Capable? Yes. Experienced? No.
Edwards and Newberry have combined for just 20 tackles this season. Neither saw the kind of playing time that Carradine did as a junior in 2011, valuable experience that gave him confidence and showed the coaching staff that he was ready to step in when Jenkins hurt his foot on Sept. 1.
At the beginning of the season, Newberry was considered a backup but wasn’t expected to see much playing time behind Jenkins, Bjoern Werner and Carradine. Newberry took a redshirt in 2011, and he has just 13 tackles in 11 games but feels more prepared for an increased role.
“My game has improved a lot from when I first got here,” Edwards said. “I’m just playing ball better overall — technique-wise, fundamental-wise, everything.”
Fisher told Edwards in August that he would redshirt, in part because of Florida State’s depth at defensive end but his weight had also pushed him beyond 300 pounds.

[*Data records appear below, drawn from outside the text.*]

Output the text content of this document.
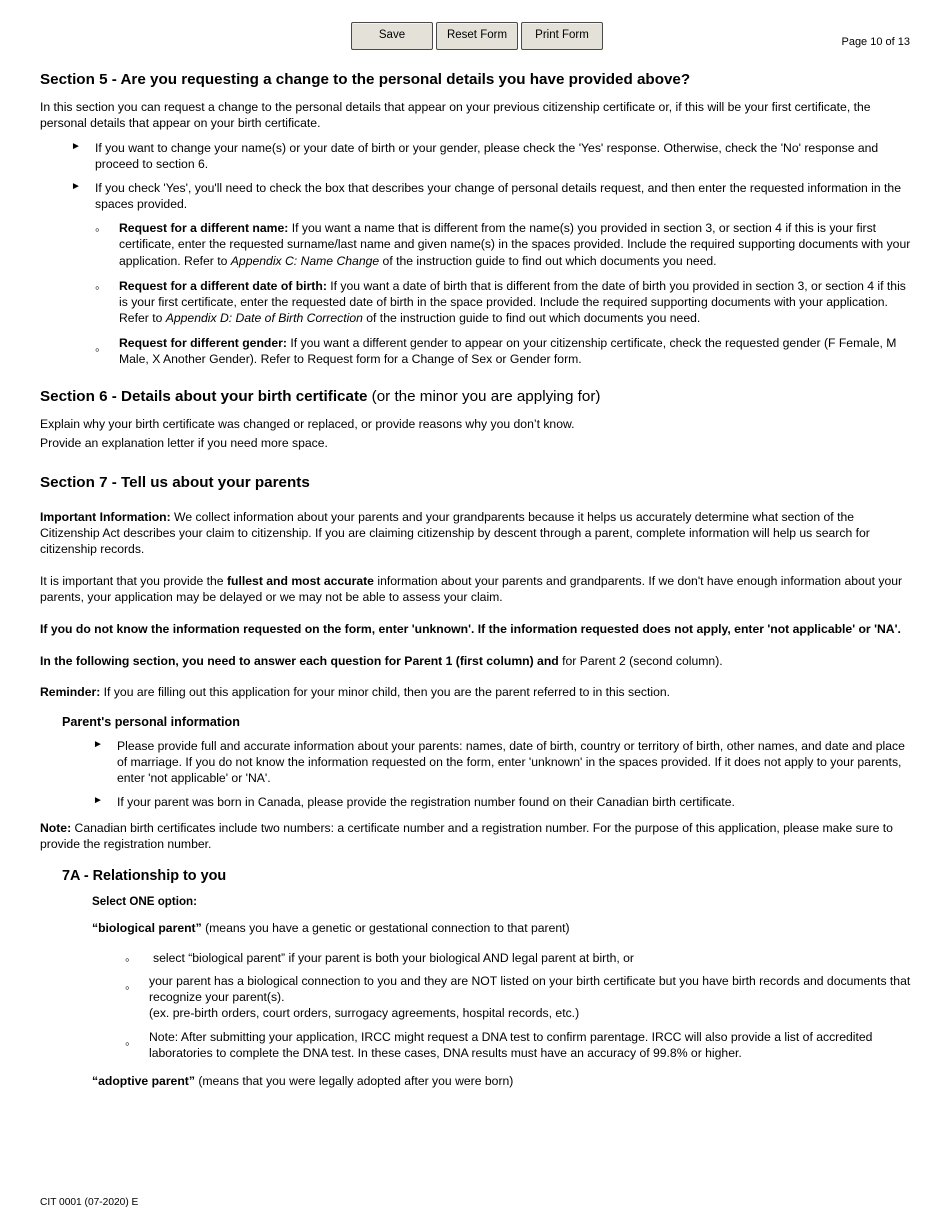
Save	Reset Form	Print Form
Page 10 of 13
Section 5 - Are you requesting a change to the personal details you have provided above?

In this section you can request a change to the personal details that appear on your previous citizenship certificate or, if this will be your first certificate, the personal details that appear on your birth certificate.

► If you want to change your name(s) or your date of birth or your gender, please check the 'Yes' response. Otherwise, check the 'No' response and proceed to section 6.
► If you check 'Yes', you'll need to check the box that describes your change of personal details request, and then enter the requested information in the spaces provided.
◦ Request for a different name: If you want a name that is different from the name(s) you provided in section 3, or section 4 if this is your first certificate, enter the requested surname/last name and given name(s) in the spaces provided. Include the required supporting documents with your application. Refer to Appendix C: Name Change of the instruction guide to find out which documents you need.
◦ Request for a different date of birth: If you want a date of birth that is different from the date of birth you provided in section 3, or section 4 if this is your first certificate, enter the requested date of birth in the space provided. Include the required supporting documents with your application. Refer to Appendix D: Date of Birth Correction of the instruction guide to find out which documents you need.
◦ Request for different gender: If you want a different gender to appear on your citizenship certificate, check the requested gender (F Female, M Male, X Another Gender). Refer to Request form for a Change of Sex or Gender form.
Section 6 - Details about your birth certificate (or the minor you are applying for)

Explain why your birth certificate was changed or replaced, or provide reasons why you don’t know.

Provide an explanation letter if you need more space.

Section 7 - Tell us about your parents

Important Information: We collect information about your parents and your grandparents because it helps us accurately determine what section of the Citizenship Act describes your claim to citizenship. If you are claiming citizenship by descent through a parent, complete information will help us search for citizenship records.

It is important that you provide the fullest and most accurate information about your parents and grandparents. If we don't have enough information about your parents, your application may be delayed or we may not be able to assess your claim.

If you do not know the information requested on the form, enter 'unknown'. If the information requested does not apply, enter 'not applicable' or 'NA'.

In the following section, you need to answer each question for Parent 1 (first column) and for Parent 2 (second column).

Reminder: If you are filling out this application for your minor child, then you are the parent referred to in this section.

Parent's personal information
► Please provide full and accurate information about your parents: names, date of birth, country or territory of birth, other names, and date and place of marriage. If you do not know the information requested on the form, enter 'unknown' in the spaces provided. If it does not apply to your parents, enter 'not applicable' or 'NA'.
► If your parent was born in Canada, please provide the registration number found on their Canadian birth certificate.

Note: Canadian birth certificates include two numbers: a certificate number and a registration number. For the purpose of this application, please make sure to provide the registration number.

7A - Relationship to you
Select ONE option:
“biological parent” (means you have a genetic or gestational connection to that parent)
◦ select “biological parent” if your parent is both your biological AND legal parent at birth, or
◦ your parent has a biological connection to you and they are NOT listed on your birth certificate but you have birth records and documents that recognize your parent(s).
(ex. pre-birth orders, court orders, surrogacy agreements, hospital records, etc.)
◦ Note: After submitting your application, IRCC might request a DNA test to confirm parentage. IRCC will also provide a list of accredited laboratories to complete the DNA test. In these cases, DNA results must have an accuracy of 99.8% or higher.
“adoptive parent” (means that you were legally adopted after you were born)
CIT 0001 (07-2020) E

But Edwards, who as a true freshman is not allowed to speak to the media, has lost about 15 pounds and is in better shape to face the college football grind.
“I see the attitude. He just picked up in the middle of the season,” Werner said of Edwards. “He’s a freshman but he’s playing at a higher level than a normal freshman.”
Florida State (10-2) needs Edwards or Newberry to play like a veteran on Saturday night when the Seminoles face Georgia Tech (6-6) in the Atlantic Coast Conference championship game. The Yellow Jackets’ triple-option offense is a challenge for any defense, but especially for defensive ends that must be cognizant of the quarterback’s willingness to run and also his ability to pitch.
During a normal week, against a run-of-the-mill 6-6 team with a drop-back passer, which player lines up at defensive end isn’t a tremendous concern. A freshman can get by on athleticism and rush the quarterback. But against Georgia Tech, and with a conference title on the line, it’s far different.
Edwards and Newberry are wild cards. Georgia Tech will surely run the option right at them (and not Werner). But Fisher sees improvement from both freshmen as the season has progressed.
“They’ve gotten much better,” Fisher said. “They’ve done a nice job. I thought Mario has really progressed. He has to continue to grow and get better. They’ve made mistakes, they’ll lose contain here and there or make a mistake but Brandon and Bjoern did it as young guys, too.”
The impact of Werner can’t be understated. Named the Atlantic Coast Conference’s defensive player of the year on Wednesday, Werner has 29 tackles and 13 sacks despite constant double-teams.
He takes the extra attention, allowing the pass rusher on the other side to make plays in one-on-one situations. Now, he’s hoping to do the same with Newberry or Edwards on the right side.
“I told you Tank (would) step up,” Werner said with a smile. “Somebody else will step up. We have good players.”